European markets have enjoyed an uptick in economic momentum over the past few months, leading many to believe the region may finally be getting back on its feet after sovereign debt troubles weighed on confidence over the past four years.
Yet, two risk events could change all of that in October, according to Nomura.
The upcoming Troika review of Greece's reform process and an Italian senate vote could derail recent optimism and bring about a "European structural backsliding," analysts at Nomura Equity Research said in a report.
The European Central Bank, International Monetary Fund and European Union - dubbed the Troika - are due to arrive in Athens sometime next month to assess the pace of reforms.
If they are dissatisfied with Prime Minister Samaras' progress, "it could bring the question of a further debt restructuring back to the fore, and raise concerns over similar steps proving necessary for Cyprus and Portugal," the report said.
Athens already received a debt write-down of over 100 billion euros in 2012, the largest ever sovereign-debt haircut. If a second attempt is made, fears of a spillover effect could lead to a spike in peripheral bond-yields, which have fallen recently due to positive growth data.
Last month, German finance minister Wolfgang Schaeuble warned of the possibility of a third bailout package for the Mediterranean nation.
October will also see a vote in Italy's senate on the possible ban of former Prime Minister Silvio Berlusconi from public office, which Nomura argues could pose a threat to the stability of the ruling coalition and revive national political turbulence following the formation of a new government in April.
"The biggest immediate threat to the coalition is, we believe, consideration in the senate over whether Mr Berlusconi should be expelled from the seat he won there in the February 2013 general election under the terms of a 2012 anti-corruption law," wrote Alastair Newton, Nomura's senior political analyst.
"Some of Mr Berlusconi's supporters are arguing that the 2012 law should not be applied retrospectively," which threatens to bring down the government if it is, he added.
(Read more: Italy's crucial tax deal will come at a cost)
These risks could see investor confidence in the euro zone retreat despite the recent spate of upbeat economic reports, including factory activity and second-quarter GDP, which helped both the FTSEurofirst 300 and MSCI Europe indices squeeze out 1 percent gains since the beginning of May.

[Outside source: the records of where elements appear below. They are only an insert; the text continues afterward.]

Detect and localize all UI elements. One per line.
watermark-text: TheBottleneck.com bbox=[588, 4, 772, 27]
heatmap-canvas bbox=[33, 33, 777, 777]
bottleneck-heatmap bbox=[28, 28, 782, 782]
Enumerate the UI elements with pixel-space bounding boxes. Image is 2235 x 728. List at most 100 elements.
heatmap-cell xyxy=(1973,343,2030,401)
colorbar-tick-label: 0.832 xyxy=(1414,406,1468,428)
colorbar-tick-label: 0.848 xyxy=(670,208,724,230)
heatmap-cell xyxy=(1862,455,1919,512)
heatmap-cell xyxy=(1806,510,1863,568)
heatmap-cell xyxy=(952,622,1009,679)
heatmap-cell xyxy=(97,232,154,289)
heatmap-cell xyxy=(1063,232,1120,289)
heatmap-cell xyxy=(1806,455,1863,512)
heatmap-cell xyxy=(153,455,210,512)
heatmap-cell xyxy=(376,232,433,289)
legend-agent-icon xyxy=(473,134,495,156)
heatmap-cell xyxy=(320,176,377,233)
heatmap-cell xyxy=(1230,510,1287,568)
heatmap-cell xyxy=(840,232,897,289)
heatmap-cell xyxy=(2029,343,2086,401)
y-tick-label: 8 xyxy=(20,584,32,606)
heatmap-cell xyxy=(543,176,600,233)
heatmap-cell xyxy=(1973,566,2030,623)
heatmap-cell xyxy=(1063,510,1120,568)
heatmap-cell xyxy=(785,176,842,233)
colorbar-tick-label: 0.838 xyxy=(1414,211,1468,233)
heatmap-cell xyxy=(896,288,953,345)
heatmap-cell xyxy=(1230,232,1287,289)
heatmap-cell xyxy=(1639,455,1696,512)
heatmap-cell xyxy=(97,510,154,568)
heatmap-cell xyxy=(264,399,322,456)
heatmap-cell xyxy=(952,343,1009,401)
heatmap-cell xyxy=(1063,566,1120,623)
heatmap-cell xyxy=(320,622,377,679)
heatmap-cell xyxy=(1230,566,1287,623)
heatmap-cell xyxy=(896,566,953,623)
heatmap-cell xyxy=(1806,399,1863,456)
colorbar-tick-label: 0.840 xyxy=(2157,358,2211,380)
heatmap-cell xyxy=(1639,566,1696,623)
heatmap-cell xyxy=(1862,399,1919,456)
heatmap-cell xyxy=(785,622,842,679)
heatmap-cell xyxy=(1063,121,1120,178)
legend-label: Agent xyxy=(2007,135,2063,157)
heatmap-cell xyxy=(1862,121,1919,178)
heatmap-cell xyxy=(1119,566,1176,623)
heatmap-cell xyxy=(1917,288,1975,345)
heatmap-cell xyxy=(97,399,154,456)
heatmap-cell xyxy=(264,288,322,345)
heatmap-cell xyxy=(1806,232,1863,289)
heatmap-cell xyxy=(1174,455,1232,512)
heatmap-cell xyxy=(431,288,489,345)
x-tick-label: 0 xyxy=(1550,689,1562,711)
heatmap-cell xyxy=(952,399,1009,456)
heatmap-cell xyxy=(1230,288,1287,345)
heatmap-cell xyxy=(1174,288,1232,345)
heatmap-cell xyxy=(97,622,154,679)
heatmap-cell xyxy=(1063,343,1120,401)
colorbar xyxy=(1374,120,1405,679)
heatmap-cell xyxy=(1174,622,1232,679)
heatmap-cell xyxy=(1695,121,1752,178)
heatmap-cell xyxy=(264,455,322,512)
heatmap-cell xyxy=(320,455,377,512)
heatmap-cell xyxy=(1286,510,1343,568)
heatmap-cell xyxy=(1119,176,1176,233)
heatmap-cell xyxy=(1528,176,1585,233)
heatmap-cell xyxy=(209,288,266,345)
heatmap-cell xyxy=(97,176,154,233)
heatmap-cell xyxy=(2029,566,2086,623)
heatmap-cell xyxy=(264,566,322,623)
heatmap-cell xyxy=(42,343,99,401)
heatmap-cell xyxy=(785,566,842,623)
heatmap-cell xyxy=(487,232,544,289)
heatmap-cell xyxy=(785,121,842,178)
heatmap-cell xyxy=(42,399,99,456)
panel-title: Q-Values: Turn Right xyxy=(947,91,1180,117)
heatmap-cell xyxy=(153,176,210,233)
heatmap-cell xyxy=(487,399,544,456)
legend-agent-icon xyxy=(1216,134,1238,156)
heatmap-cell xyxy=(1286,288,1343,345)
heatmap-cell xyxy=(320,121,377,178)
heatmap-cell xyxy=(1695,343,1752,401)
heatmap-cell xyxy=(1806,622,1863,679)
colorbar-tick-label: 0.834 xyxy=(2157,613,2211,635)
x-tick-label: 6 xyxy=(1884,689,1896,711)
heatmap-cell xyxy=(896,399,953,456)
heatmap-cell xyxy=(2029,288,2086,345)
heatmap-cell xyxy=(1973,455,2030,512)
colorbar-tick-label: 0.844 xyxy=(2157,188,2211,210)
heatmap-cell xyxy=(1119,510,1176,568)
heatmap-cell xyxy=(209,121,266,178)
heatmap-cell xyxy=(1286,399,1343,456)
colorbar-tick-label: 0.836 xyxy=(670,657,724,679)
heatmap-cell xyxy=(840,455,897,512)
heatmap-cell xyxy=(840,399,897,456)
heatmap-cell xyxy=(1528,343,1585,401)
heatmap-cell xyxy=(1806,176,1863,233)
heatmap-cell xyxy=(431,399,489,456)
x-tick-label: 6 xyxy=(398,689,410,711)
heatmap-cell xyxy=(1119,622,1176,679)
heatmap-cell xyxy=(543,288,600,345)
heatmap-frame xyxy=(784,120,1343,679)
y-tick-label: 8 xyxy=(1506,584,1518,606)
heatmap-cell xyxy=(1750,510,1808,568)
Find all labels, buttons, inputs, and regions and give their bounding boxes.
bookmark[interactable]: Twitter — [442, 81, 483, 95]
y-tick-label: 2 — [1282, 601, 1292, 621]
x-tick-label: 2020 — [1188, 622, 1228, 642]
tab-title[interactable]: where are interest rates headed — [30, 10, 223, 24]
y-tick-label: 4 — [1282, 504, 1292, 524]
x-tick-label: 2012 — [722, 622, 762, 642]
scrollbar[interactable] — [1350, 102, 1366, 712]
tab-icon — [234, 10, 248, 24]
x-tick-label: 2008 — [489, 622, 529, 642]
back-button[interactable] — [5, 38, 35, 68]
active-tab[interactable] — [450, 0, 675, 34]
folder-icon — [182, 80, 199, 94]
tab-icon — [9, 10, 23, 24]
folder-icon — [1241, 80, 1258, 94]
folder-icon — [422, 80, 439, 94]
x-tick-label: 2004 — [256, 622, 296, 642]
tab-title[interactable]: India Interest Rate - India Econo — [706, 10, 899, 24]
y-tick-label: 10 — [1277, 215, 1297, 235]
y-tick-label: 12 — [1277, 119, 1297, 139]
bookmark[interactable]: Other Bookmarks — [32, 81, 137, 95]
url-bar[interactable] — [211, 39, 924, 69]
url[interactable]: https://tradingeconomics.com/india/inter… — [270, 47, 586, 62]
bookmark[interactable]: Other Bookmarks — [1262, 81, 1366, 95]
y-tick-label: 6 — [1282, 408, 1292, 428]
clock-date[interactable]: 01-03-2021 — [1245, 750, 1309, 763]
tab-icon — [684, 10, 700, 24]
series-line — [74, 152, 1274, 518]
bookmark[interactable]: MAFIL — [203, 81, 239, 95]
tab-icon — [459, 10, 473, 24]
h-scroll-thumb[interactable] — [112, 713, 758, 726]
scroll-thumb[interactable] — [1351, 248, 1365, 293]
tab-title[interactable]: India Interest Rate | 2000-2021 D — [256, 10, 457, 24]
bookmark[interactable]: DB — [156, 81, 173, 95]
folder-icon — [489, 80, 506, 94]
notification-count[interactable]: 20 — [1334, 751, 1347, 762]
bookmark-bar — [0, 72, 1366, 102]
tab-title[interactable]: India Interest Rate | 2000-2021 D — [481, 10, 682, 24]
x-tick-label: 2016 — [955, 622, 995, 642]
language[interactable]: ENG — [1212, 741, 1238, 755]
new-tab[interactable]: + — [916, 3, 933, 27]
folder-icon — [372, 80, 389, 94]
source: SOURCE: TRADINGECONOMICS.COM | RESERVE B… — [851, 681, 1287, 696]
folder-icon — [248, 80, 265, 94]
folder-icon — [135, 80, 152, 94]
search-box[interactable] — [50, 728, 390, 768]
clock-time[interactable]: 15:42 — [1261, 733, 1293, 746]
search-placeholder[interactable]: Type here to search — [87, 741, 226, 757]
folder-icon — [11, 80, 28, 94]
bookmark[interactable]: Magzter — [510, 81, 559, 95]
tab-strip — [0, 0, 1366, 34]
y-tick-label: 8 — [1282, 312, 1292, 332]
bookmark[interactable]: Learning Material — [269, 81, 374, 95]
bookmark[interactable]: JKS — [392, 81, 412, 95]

"The outlook for European equity market performance unambiguously remains closely tied to developments in the continent's large, stressed sovereigns. With this in mind, the European equity markets are likely to trade in line with the market's perception of political risk," the report stated.
(Read more: Should you dive into European markets?)
Despite these risks, Nomura maintains its overweight rating on European equities and expects them to outperform their U.S. counterparts in the months ahead.